Warwick Potter’s father was Major-General Robert Brown Potter (1829-1887), a Civil War general on the Union side and subject of a famous photo, taken around 1864. The photo is mainly well-known because the photographer, Mathew Brady (1822-1896), included himself in it. One would be tempted to call this action post-modernist, if painters from the renaissance onwards had not done the same – for instance, Raphael in his “School of Athens” (1511). Brady’s louche posture against a tree on the right of the picture contrasts with the formality of comportment of the General, standing hatless at the centre of his behatted men, who all face him while he faces us.
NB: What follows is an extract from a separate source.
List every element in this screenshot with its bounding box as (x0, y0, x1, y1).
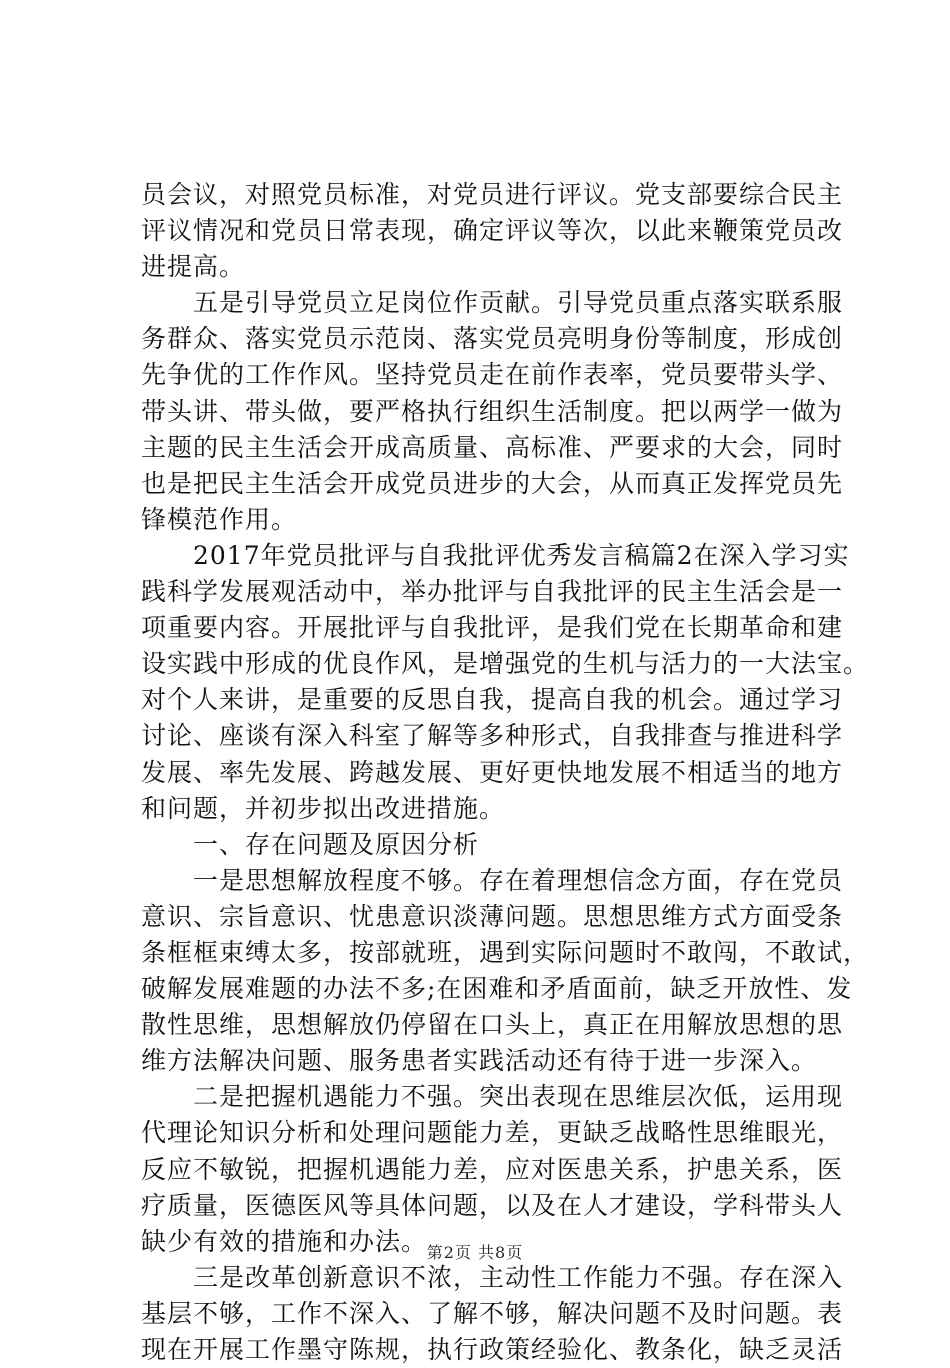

I wonder about the names and fates of the other soldiers in the photo.
Alonzo Potter’s first wife, and the mother of Robert Potter, was Sarah Maria Nott, the only daughter of Eliphalet Nott (1773-1866), President of Union College, Schenectady, New York, from 1804-1866. Warwick Potter had three brothers and a half-sister: Robert Burnside Potter, Abby Potter, Austin Potter and Frances Tileston Potter. He was born on 1870-10-31 in Lemington, near Newcastle-upon-Tyne and died on 1893-10-11 in Brest, Brittany. I find it most consoling that I am able to place Warwick Potter in his family, with both his father and paternal grandfather being identified, and help preserve his memory. He has now, for me, a local habitation and a name.